Das erste: In der Nähe von Lwiw in der Westukraine soll vor etwa drei bis vier Wochen bereits ein NATO-Bunker über 100 Meter unter der Erde von einer russischen Kinzhal-Rakete zerstört worden sein. “Gerüchteweise” (?) hieß es, bei diesem Angriff seien bis zu 300 Todesopfer zu beklagen gewesen, darunter zahlreiche, auch hochrangige NATO-Offizielle, die dort eigentlich gar nichts zu suchen gehabt hätten.  Da werden Erinnerungen an das Stahlwerk in Mariupol und dessen weit verzweigtes Bunkersystem wach. Auch dort sollen sich zahlreiche NATO-Offizielle aufgehalten haben – und Frankreichs Präsident Macron, so sickerte damals durch, habe in Moskau persönlich interveniert, um eine Evakuierung von NATO-Kräften  aus diesem Bunker zu erreichen. Damals wurden von Russen nacheinander angeblich zwei Hubschrauber über dem Asowschen Meer abgeschossen, die mit der Evakuierung westlicher Militärs begonnen hatten. Dieser Tage dreht übrigens eine russische Filmcrew eine Spielfilm-Doku über die Befreiung von Mariupol vor Ort. Das zweite Ereignis: Vor vier Tagen flog ein riesiges Waffendepot in Chmelnizki/Westukraine in die Luft, während Selenskyj auf Westeuropa-Tour gewesen ist, ohne daß das die Berichterstattung über seinen Besuch in Berlin “überschattet” hätte. Dabei sollen Uranmunition aus Großbritannien sowie aus Deutschland gelieferte Leopard-Panzer samt Munition im Wert von mehreren -zigmillionen Euro vernichtet worden sein.

Chmelnizki
Explosion in Chmelnizki am 13.05.2023 – Screenshot Facebook

Auf Seiten der USA inzwischen bestätigt: Eine Hyperschallrakete vom Typ Kinzhal hat einen in Kiew stationierten Flugabwehrkomplex vom Typ Patriot erfolgreich vernichtet. Zur Ablenkung erreichten zeitgleich 18 konventionelle Raketen die ukrainische Hauptstadt, die “geopfert” wurden, um den Schlag gegen das Hauptziel zu ermöglichen. Und während die “BILD” behauptet, Russen hätten Artjomowsk (Bachmut) inzwischen zu 99 Prozent eingenommen, heißt es in der “F.A.Z.”, die Ukrainer hätten die Russen in Artjomowsk eingekesselt. Generellauffällig am Ukrainekrieg ist, daß auf ukraiischer Seite während des gesamten Krieges keine Frontberichterstatter zugelassen worden waren. Dementsprechend drollig waren die westlichen “Reportagen von der Front”. Anhand der Bildhintergründe war oft zu erkennen, daß die “Reportagen” entweder von weit hinter der Front gekommen sind, oder aber, daß überhaupt keine Gefahr bestanden haben kann, egal wie dramatisch bspw. ein Ronzheimer unter seinem Helmchen hervor in die Kameras guckte. Ofenrohre wurden als Raketen präsentiert, Überreste irgendwelcher Kleinraketen als die Überreste einer Kinzhal usw.usf.

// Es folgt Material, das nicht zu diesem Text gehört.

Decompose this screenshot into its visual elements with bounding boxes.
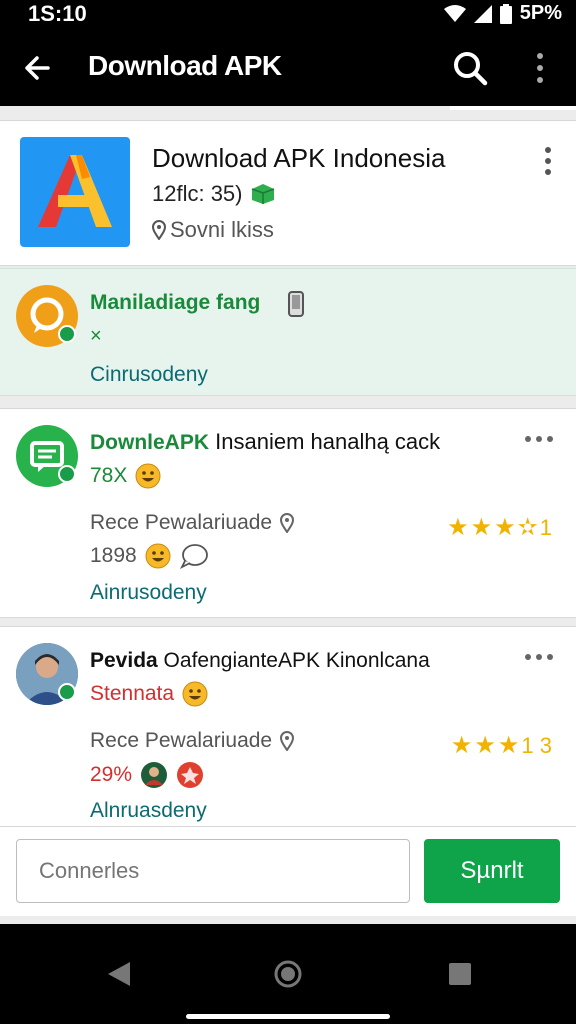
system-nav-bar <box>0 924 576 1024</box>
star-icon: ★ <box>497 732 520 759</box>
smiley-emoji-icon <box>135 463 161 489</box>
highlight-title: Maniladiage fang <box>90 291 261 314</box>
home-indicator <box>186 1014 390 1019</box>
highlight-link[interactable]: Cinrusodeny <box>90 363 208 387</box>
item-link[interactable]: Ainrusodeny <box>90 581 207 605</box>
item-menu-button[interactable] <box>524 647 554 667</box>
item-title: DownleAPK Insaniem hanalhą cack <box>90 429 440 455</box>
search-icon <box>454 52 488 86</box>
phone-icon <box>288 291 304 317</box>
item-title-bold: Pevida <box>90 649 158 672</box>
verified-badge-icon <box>58 465 76 483</box>
item-count: 1898 <box>90 544 137 567</box>
highlight-card[interactable]: Maniladiage fang × Cinrusodeny <box>0 268 576 396</box>
list-item[interactable]: Pevida OafengianteAPK Kinonlcana Stennat… <box>0 626 576 836</box>
wifi-icon <box>443 4 466 22</box>
back-button[interactable] <box>18 48 58 88</box>
location-pin-icon <box>280 513 295 533</box>
star-icon: ★ <box>474 732 496 759</box>
tab-indicator <box>450 106 576 110</box>
item-detail-text: Rece Pewalariuade <box>90 511 273 534</box>
app-location-text: Sovni lkiss <box>170 217 274 242</box>
item-menu-button[interactable] <box>524 429 554 449</box>
rating-value: 1 <box>539 515 552 540</box>
item-title-rest: OafengianteAPK Kinonlcana <box>157 649 430 672</box>
item-rating: ★ ★ ★ 1 3 <box>451 733 552 759</box>
star-icon: ★ <box>494 514 516 541</box>
status-time: 1S:10 <box>28 1 87 26</box>
app-location: Sovni lkiss <box>152 217 274 243</box>
item-sub-text: Stennata <box>90 682 175 705</box>
more-vert-icon <box>545 147 551 175</box>
status-bar: 1S:10 5P% <box>0 0 576 28</box>
nav-back-button[interactable] <box>100 954 140 994</box>
star-icon: ★ <box>447 514 469 541</box>
person-avatar-icon <box>141 762 168 788</box>
highlight-close[interactable]: × <box>90 325 102 348</box>
more-horiz-icon <box>525 654 553 660</box>
smiley-emoji-icon <box>145 543 171 569</box>
app-bar: Download APK <box>0 28 576 106</box>
app-card-menu-button[interactable] <box>536 145 560 179</box>
battery-percent: 5P% <box>519 2 562 24</box>
app-name: Download APK Indonesia <box>152 143 446 173</box>
nav-home-button[interactable] <box>268 954 308 994</box>
reaction-icon <box>177 762 204 788</box>
signal-icon <box>473 4 492 23</box>
content-area[interactable]: Download APK Indonesia 12flc: 35) Sovni … <box>0 106 576 924</box>
cube-icon <box>251 184 274 204</box>
speech-bubble-icon <box>179 544 208 569</box>
letter-a-logo-icon <box>38 155 112 227</box>
app-meta: 12flc: 35) <box>152 181 275 207</box>
item-title-brand: DownleAPK <box>90 431 210 454</box>
rating-value: 1 3 <box>521 733 552 758</box>
app-meta-text: 12flc: 35) <box>152 181 243 206</box>
status-icons: 5P% <box>443 2 562 25</box>
item-rating: ★ ★ ★ ✫ 1 <box>447 515 552 541</box>
input-row: Sµnrlt <box>0 826 576 916</box>
search-button[interactable] <box>448 46 492 90</box>
item-link[interactable]: Alnruasdeny <box>90 799 207 823</box>
item-count: 29% <box>90 763 133 786</box>
star-icon: ★ <box>450 732 473 759</box>
battery-icon <box>499 3 512 24</box>
more-horiz-icon <box>525 436 553 442</box>
app-logo <box>20 137 130 247</box>
star-half-icon: ✫ <box>517 514 538 541</box>
item-sub-text: 78X <box>90 464 128 487</box>
comment-input[interactable] <box>16 839 410 903</box>
list-item[interactable]: DownleAPK Insaniem hanalhą cack 78X Rece… <box>0 408 576 618</box>
circle-home-icon <box>274 960 302 988</box>
verified-badge-icon <box>58 683 76 701</box>
verified-badge-icon <box>58 325 76 343</box>
back-arrow-icon <box>25 56 50 80</box>
item-detail-text: Rece Pewalariuade <box>90 729 273 752</box>
page-title: Download APK <box>88 50 282 81</box>
square-recents-icon <box>449 963 471 985</box>
item-sub: Stennata <box>90 681 208 707</box>
location-pin-icon <box>152 220 166 240</box>
item-stats: 1898 <box>90 543 209 569</box>
item-stats: 29% <box>90 761 204 789</box>
item-sub: 78X <box>90 463 161 489</box>
item-title: Pevida OafengianteAPK Kinonlcana <box>90 647 430 673</box>
item-title-rest: Insaniem hanalhą cack <box>209 429 441 454</box>
smiley-emoji-icon <box>182 681 208 707</box>
overflow-menu-button[interactable] <box>526 50 554 86</box>
item-detail: Rece Pewalariuade <box>90 511 295 535</box>
location-pin-icon <box>280 731 295 751</box>
nav-recents-button[interactable] <box>440 954 480 994</box>
more-vert-icon <box>537 53 543 83</box>
app-card[interactable]: Download APK Indonesia 12flc: 35) Sovni … <box>0 120 576 266</box>
item-detail: Rece Pewalariuade <box>90 729 295 753</box>
triangle-back-icon <box>108 962 130 986</box>
submit-button[interactable]: Sµnrlt <box>424 839 560 903</box>
star-icon: ★ <box>470 514 493 541</box>
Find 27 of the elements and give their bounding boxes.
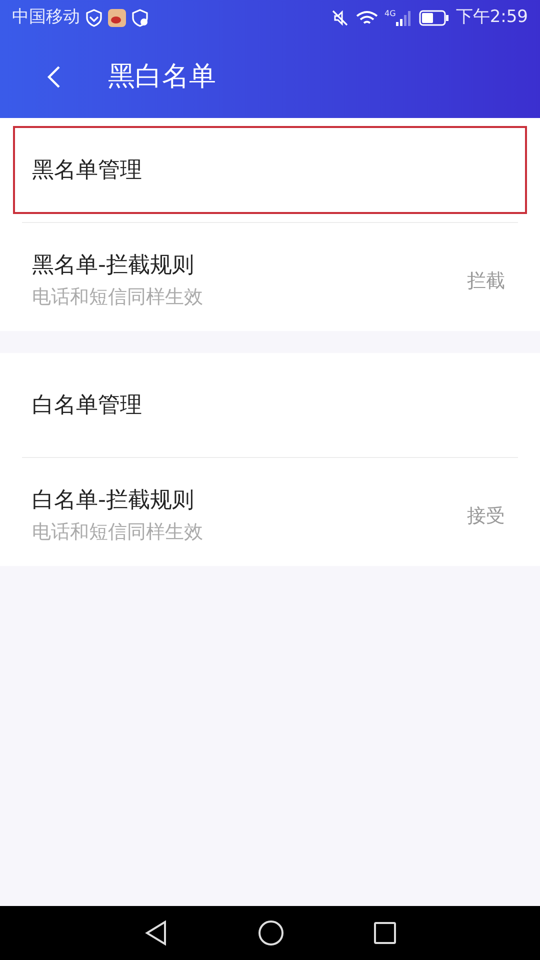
clock-text: 下午2:59 <box>456 6 528 30</box>
page-title: 黑白名单 <box>108 60 216 94</box>
item-title: 黑名单-拦截规则 <box>32 252 195 280</box>
list-item[interactable]: 黑名单管理 <box>13 126 527 214</box>
shield-icon <box>132 9 148 27</box>
back-icon <box>47 65 61 89</box>
list-item[interactable]: 黑名单-拦截规则 电话和短信同样生效 拦截 <box>13 231 527 331</box>
app-icon <box>108 9 126 27</box>
item-title: 黑名单管理 <box>32 156 142 184</box>
item-value: 拦截 <box>467 268 505 294</box>
list-item[interactable]: 白名单管理 <box>13 361 527 449</box>
item-title: 白名单-拦截规则 <box>32 487 195 515</box>
item-subtitle: 电话和短信同样生效 <box>32 520 203 545</box>
battery-icon <box>418 10 449 26</box>
network-label: 4G <box>384 10 396 18</box>
wifi-icon <box>356 10 378 26</box>
item-value: 接受 <box>467 504 505 529</box>
back-nav-icon[interactable] <box>144 920 168 946</box>
home-nav-icon[interactable] <box>258 920 284 946</box>
list-item[interactable]: 白名单-拦截规则 电话和短信同样生效 接受 <box>13 466 527 566</box>
item-subtitle: 电话和短信同样生效 <box>32 285 203 310</box>
item-title: 白名单管理 <box>32 392 142 420</box>
signal-icon <box>396 10 412 26</box>
shield-icon <box>86 9 102 27</box>
carrier-text: 中国移动 <box>12 6 80 30</box>
mute-icon <box>330 9 349 27</box>
recents-nav-icon[interactable] <box>374 922 396 944</box>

Auf alle Fälle spiegeln die widersprüchlichen Meldungen aus der Ukraine, die im Westen erscheinen, den Konflikt wieder, der in den USA angeblich zwischen Weißem Haus und Neocons auf der einen Seite – und dem Pentagon samt den Geheimdiensten auf der anderen Seite herrscht. Offenbar will sich die US-Regierung partout nicht an den Gedanken gewöhnen, daß das Ukraineabenteuer gescheitert ist.